Nel 1867 il governo francese e la città di Parigi
patrocinarono un'esposizione internazionale cui parteciparono
43.000 espositori e quasi 7 milioni di visitatori. Nel 1873 a Vienna si tenne
la più grande esposizione internazionale di quei
tempi. Fu eretto un edificio nel Prater, il famoso parco viennese sul Danubio,
che ospitò quasi 26.000 espositori e 6.500.000 visitatori. Tre anni dopo a
Philadelphia si organizzò l'Esposizione internazionale americana in
celebrazione del centenario della Dichiarazione d'Indipendenza.
Nel 1878 a Parigi in occasione di una esposizione
fu eretto sulla riva destra della Senna il palazzo del Trocadero, che rimase
una struttura permanente fino al 1936. Ancora a Parigi, nel 1889 si tenne la
quarta Esposizione internazionale nel centenario della Rivoluzione francese e
in quest'occasione fu eretta la Torre Eiffel, che divenne il simbolo della
città. La manifestazione ospitò circa 62.000 espositori e 32 milioni di
visitatori. Il 400° anniversario della scoperta dell'America fu celebrato in
un'esposizione internazionale a Chicago nel 1893, che costò oltre 31 milioni di
dollari, presentò più di 65.000 espositori e contò 27.500.000 visitatori. La
quinta grande esposizione francese si tenne a Parigi
nel 1900. L'esposizione ebbe grande successo
registrando più di 40 milioni di visitatori e 80.000 espositori.
In Italia, si ricordano nell'Ottocento l'esposizione
internazionale di Torino (1870) e quella di Milano (1881).
L'Esposizione
universale di Londra
Il 1° maggio 1851, presso il Crystal Palace di Hyde Park a Londra,
progettato dall'architetto Joseph Paxton, fu inaugurata l'Esposizione
universale, sotto la direzione della Società delle arti presieduta dal principe
Alberto, consorte della regina Vittoria.
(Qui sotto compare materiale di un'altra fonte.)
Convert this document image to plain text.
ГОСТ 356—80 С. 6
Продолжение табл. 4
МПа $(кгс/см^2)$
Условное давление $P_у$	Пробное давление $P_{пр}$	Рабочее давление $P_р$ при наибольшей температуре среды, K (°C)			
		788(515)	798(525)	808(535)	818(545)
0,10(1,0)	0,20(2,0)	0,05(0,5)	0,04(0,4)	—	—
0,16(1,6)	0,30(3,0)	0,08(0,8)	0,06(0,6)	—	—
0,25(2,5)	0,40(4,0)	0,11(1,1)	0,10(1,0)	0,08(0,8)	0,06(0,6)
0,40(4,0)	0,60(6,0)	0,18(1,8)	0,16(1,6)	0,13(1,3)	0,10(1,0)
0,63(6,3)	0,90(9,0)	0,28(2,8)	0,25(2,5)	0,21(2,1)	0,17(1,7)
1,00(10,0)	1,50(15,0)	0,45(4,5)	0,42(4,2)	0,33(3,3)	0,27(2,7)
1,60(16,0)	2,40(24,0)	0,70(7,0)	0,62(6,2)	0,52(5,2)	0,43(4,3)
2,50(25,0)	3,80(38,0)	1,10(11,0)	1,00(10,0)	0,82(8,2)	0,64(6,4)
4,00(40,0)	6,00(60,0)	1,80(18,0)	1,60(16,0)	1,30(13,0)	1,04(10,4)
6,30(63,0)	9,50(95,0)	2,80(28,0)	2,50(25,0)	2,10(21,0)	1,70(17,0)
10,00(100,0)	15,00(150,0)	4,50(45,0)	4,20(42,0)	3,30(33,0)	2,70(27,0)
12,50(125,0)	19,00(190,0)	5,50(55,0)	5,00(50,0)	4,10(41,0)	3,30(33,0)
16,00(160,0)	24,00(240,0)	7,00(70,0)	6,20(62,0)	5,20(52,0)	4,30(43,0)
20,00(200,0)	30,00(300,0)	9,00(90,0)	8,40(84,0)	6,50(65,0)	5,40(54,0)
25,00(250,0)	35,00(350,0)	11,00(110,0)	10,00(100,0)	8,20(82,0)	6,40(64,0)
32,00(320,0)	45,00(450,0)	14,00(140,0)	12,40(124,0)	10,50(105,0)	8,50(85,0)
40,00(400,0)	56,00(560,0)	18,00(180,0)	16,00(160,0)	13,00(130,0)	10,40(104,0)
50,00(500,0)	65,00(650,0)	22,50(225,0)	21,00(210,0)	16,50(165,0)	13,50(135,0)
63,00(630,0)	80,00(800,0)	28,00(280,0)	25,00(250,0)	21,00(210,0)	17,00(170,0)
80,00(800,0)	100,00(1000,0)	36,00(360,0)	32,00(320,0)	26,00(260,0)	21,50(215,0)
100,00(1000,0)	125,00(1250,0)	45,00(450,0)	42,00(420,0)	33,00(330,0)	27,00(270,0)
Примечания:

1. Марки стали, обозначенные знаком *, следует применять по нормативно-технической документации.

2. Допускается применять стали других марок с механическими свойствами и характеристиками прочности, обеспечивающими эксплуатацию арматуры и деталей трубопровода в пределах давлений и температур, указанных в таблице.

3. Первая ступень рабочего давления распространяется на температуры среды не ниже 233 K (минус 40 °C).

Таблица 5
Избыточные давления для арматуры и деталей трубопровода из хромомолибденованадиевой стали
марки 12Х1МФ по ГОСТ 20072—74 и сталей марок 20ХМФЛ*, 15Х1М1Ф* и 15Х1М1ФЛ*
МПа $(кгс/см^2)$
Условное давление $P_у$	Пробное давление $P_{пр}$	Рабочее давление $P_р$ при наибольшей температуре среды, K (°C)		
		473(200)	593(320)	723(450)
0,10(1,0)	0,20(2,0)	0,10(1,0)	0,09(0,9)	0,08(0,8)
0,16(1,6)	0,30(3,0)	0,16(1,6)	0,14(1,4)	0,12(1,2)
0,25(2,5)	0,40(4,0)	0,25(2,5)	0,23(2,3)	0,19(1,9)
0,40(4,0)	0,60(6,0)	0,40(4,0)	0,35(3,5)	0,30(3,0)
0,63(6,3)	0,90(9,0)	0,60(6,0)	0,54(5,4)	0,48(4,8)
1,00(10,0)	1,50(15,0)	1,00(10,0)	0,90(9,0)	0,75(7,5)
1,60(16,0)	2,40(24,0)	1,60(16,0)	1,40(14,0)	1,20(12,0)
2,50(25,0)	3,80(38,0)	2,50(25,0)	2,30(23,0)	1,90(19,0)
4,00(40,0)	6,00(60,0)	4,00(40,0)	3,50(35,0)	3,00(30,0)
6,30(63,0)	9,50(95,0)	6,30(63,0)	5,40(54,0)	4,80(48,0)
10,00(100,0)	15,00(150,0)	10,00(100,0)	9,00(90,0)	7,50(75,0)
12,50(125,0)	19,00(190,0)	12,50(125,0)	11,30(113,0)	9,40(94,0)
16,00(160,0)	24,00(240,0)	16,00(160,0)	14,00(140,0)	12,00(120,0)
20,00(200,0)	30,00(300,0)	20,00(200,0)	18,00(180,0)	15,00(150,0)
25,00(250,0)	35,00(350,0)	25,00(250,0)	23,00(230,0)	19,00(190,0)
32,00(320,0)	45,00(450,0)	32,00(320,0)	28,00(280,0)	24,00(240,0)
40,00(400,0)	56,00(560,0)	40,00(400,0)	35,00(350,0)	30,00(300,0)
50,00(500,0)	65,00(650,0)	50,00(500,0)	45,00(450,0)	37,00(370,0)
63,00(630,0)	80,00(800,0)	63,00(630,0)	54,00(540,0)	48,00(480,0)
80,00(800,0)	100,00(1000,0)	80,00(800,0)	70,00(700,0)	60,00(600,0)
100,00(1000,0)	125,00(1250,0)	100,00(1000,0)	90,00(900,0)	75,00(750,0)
Il grande
successo incoraggiò altre iniziative analoghe: le grandi esposizioni di
Dublino, New York e Parigi.
La
torre Eiffel.
Torre
in ferro battuto, una delle attrazioni e dei simboli della
città di Parigi. Fu progettata dall'ingegnere
Alexandre Gustave Eiffel in occasione dell'Esposizione mondiale del 1889, ed
era destinata a essere smantellata una volta terminata l'esposizione nel Campo
di Marte. Pietra miliare dell'architettura contemporanea, fu uno dei primi
esempi di costruzioni in ferro battuto realizzate su
grandi dimensioni.
La torre, per la cui realizzazione occorsero
6300 tonnellate di ferro, è alta 293 m, esclusa la moderna antenna televisiva,
che ne porta l'altezza a 320 m. La base consta di quattro pilastri arcuati, i
quali si uniscono a sostegno della struttura, che va assottigliandosi verso
l'alto ed è interrotta da tre piattaforme, ognuna delle quali ospita un
belvedere. La torre è munita di scale e ascensori; al primo
piano si trova un ristorante, e alla sommità sono collocate una stazione
meteorologica, una stazione radio e un ripetitore televisivo; un tempo vi era
anche lo studio dell'ingegner Eiffel.
Torre Eiffel,
Parigi
La Torre Eiffel, che si erge con i suoi 320 m d'altezza sopra la
capitale francese, fu eretta in occasione dell'Esposizione parigina del 1889.
Progettata dall'ingegnere francese Gustave Eiffel, questa imponente
costruzione in ferro è un capolavoro della tecnologia del XIX secolo.